Molti Andoresi si imbarcavano in gioventù sui grandi e piccoli velieri, viaggiando per i mari di tutto il mondo, ma quando sbarcavano e si accasavano diventavano alcuni, pochi, pescatori, e la maggior parte di essi contadini o “terraioli” come li definisce il capitano e scrittore Flavio Serafini nei suoi libri sulla marineria del Ponente ligure.
Questi ex marinai, ora contadini, si dedicavano alla cura dei campi e soprattutto alla olivicoltura.

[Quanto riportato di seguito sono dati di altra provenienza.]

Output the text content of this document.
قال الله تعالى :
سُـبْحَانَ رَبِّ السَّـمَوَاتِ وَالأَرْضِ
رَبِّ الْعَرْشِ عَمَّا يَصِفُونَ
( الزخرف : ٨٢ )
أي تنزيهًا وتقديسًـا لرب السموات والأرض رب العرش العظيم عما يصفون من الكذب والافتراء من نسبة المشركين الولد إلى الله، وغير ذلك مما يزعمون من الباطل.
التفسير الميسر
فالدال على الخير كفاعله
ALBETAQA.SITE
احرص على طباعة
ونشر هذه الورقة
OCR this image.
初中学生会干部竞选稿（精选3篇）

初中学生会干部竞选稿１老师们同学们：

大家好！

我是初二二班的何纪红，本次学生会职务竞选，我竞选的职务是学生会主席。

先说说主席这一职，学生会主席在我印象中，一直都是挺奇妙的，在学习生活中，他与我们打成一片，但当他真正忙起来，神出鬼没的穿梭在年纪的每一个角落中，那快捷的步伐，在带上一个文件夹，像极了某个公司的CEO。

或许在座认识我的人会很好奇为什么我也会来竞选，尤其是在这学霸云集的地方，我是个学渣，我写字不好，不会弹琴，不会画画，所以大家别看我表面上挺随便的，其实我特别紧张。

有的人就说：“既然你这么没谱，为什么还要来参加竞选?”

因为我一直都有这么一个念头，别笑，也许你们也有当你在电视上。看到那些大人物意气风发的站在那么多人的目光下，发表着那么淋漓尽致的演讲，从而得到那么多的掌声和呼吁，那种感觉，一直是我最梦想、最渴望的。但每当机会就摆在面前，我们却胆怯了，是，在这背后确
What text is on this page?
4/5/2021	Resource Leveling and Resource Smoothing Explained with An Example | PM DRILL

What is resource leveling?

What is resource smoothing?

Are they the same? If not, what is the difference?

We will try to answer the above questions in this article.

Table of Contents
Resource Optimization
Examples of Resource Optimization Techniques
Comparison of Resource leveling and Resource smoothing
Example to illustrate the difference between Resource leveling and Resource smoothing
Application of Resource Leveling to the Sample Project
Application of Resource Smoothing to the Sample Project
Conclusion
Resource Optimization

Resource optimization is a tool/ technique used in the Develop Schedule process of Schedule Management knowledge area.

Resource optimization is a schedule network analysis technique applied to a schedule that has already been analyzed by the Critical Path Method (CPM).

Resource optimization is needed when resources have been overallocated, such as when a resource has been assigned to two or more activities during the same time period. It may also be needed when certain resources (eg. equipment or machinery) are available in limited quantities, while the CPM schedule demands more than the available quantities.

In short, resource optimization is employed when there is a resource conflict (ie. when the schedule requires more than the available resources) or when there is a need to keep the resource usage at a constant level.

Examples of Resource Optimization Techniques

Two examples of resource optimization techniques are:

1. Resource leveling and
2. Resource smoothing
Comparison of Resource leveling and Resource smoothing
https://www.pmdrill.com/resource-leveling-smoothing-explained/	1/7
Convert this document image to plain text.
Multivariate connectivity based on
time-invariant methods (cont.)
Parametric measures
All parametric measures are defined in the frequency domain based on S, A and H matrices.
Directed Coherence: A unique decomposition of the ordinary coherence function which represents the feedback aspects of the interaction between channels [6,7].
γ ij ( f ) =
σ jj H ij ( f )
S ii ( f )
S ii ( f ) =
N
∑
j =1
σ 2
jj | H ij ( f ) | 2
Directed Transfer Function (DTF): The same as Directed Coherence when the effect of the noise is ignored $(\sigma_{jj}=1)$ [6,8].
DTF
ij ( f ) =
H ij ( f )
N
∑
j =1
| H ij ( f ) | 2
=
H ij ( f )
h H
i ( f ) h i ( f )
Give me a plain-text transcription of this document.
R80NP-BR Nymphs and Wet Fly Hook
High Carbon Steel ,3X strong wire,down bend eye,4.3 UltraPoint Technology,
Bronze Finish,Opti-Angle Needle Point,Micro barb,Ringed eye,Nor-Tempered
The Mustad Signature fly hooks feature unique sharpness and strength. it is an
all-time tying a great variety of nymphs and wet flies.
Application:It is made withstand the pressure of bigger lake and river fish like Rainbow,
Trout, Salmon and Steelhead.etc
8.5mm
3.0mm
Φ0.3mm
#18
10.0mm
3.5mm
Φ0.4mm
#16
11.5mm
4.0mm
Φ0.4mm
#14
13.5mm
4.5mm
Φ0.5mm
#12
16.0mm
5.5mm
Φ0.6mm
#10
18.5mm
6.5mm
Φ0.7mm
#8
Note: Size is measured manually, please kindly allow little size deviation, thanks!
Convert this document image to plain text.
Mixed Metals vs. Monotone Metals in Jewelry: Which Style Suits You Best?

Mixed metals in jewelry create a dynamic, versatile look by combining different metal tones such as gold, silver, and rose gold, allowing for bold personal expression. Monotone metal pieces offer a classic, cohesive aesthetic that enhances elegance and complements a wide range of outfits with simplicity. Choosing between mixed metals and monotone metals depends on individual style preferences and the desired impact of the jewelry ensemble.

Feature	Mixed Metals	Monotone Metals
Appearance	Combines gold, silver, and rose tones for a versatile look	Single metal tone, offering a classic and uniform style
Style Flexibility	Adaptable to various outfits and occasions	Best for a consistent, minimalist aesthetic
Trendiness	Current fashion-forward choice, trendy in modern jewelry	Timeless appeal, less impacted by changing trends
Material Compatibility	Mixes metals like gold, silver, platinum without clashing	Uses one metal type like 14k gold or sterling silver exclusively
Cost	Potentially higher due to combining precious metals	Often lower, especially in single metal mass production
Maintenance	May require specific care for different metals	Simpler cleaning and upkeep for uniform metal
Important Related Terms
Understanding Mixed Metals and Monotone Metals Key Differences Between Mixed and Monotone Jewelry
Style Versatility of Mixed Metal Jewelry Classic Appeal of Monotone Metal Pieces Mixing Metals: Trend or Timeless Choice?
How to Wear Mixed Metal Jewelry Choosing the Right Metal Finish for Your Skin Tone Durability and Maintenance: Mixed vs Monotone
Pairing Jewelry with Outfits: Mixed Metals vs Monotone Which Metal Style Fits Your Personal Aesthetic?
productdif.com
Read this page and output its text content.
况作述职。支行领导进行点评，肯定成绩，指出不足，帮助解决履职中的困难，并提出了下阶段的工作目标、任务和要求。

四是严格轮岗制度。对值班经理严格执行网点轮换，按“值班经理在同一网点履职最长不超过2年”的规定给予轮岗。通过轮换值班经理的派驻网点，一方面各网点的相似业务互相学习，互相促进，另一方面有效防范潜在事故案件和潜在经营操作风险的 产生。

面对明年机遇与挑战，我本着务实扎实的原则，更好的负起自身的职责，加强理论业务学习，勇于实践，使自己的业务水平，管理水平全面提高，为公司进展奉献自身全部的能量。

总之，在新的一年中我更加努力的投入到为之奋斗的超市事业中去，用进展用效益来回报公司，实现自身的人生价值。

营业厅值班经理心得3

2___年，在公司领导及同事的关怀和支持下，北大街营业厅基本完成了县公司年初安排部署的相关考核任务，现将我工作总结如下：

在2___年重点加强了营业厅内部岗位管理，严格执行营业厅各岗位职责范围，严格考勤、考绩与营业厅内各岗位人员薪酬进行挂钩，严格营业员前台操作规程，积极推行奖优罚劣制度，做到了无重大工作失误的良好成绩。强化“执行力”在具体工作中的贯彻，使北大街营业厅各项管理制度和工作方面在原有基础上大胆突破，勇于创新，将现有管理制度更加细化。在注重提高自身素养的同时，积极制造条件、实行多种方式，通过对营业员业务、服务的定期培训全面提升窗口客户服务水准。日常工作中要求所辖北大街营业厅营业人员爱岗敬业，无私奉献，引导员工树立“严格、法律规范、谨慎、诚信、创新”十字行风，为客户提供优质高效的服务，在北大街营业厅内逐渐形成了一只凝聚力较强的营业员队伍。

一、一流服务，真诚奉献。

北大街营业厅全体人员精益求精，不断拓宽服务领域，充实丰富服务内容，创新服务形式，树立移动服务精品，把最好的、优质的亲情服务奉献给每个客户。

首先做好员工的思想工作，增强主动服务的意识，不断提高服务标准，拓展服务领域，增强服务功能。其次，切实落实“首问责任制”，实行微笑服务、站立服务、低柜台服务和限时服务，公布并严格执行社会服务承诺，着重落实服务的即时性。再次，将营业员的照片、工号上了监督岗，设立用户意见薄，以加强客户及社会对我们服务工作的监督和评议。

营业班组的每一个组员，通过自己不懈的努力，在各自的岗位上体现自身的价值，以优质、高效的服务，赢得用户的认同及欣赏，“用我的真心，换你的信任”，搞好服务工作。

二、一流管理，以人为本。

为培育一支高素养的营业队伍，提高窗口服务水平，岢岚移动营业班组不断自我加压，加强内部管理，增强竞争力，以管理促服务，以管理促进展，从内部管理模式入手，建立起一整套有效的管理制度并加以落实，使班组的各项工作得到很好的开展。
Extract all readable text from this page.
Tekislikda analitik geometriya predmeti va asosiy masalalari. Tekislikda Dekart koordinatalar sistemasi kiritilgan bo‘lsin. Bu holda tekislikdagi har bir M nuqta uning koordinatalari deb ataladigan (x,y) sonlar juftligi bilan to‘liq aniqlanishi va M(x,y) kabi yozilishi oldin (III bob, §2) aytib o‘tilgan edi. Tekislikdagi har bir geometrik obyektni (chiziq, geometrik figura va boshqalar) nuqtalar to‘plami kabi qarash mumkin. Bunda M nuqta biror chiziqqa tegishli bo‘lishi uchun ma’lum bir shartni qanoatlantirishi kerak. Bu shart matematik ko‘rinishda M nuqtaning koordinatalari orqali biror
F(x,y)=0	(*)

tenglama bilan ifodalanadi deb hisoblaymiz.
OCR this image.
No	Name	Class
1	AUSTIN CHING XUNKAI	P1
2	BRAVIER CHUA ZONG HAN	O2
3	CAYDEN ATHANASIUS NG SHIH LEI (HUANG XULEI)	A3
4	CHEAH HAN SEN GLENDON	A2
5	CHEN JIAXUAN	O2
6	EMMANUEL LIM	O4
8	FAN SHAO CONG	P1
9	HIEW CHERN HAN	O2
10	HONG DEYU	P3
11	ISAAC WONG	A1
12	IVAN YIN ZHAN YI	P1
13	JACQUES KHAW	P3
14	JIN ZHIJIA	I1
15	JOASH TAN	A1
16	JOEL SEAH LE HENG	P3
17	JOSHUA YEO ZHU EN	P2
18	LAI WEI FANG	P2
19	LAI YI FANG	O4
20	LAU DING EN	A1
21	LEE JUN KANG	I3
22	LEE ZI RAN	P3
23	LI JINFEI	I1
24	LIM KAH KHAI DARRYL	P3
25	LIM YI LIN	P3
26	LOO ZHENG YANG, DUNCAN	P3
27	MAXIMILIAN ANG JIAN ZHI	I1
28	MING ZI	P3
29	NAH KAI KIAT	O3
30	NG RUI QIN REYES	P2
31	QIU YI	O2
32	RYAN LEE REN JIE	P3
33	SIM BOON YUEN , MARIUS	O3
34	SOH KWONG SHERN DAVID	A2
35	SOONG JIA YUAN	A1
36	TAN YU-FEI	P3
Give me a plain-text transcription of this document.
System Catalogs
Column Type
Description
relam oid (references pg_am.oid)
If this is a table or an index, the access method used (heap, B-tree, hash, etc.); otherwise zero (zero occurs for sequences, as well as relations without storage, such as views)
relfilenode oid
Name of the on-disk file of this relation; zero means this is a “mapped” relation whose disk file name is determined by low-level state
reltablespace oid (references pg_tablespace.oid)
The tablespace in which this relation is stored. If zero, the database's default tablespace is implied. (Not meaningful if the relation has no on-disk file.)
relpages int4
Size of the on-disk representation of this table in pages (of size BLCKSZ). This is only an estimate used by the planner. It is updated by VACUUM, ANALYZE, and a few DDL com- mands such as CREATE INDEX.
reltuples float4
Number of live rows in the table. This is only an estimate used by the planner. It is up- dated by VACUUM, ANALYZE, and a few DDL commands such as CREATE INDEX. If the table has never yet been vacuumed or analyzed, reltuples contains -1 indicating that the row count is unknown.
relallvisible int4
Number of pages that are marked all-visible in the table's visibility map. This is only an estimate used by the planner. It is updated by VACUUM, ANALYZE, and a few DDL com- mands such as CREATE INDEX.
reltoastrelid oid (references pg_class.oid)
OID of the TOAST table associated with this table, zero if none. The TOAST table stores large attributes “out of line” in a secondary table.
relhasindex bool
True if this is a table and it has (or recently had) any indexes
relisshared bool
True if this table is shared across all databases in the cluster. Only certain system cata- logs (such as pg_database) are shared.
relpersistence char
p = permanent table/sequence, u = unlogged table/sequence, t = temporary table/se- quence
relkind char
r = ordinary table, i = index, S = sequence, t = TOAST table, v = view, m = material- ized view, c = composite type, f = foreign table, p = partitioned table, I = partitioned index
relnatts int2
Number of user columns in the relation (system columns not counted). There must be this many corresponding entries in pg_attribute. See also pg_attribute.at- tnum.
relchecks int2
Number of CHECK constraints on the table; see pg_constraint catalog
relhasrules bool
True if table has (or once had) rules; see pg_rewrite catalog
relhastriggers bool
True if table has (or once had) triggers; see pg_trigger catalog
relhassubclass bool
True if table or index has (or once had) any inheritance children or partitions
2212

Allora non vi erano malattie negli uliveti e i raccolti erano abbondanti, l’olio di Andora era rinomato e si vendeva bene: il migliore a 0,85 lire al litro.
Alla marina di Andora sulla destra del Merula, approdavano spesso dei “laut” di Sanremo e dei “layatti” francesi che ne acquistavano dei carichi interi.
Un capitano, nativo di Andora, fu Giulio Giacinto, che navigò tutta la vita sui velieri, trasportando merci e passeggeri in tutto il mondo.
Altro capitano andorese fu Agostino Pagliano, un comandante di ferro, che viaggiò soprattutto nel Pacifico.
Durante uno di quegli interminabili viaggi, due marinai di San Giovanni disertarono al Callao.
Dopo molti anni si seppe in paese che essi erano andati a lavorare nelle miniere d’argento dell’alto Perù e che avevano fatto fortuna.
Non ritornarono mai più in patria e non se ne seppe più nulla.
E non ritornò mai più anche un marinaio di Rollo, il cannoniere Giuseppe Garassino della RN “Ettore Fieramosca” che, trovandosi di stanza ad Assab, si offrì volontario per la spedizione del capitano Giulietti di Casteggio, completamente massacrata dai nativi in Dancalia nel maggio del 1881.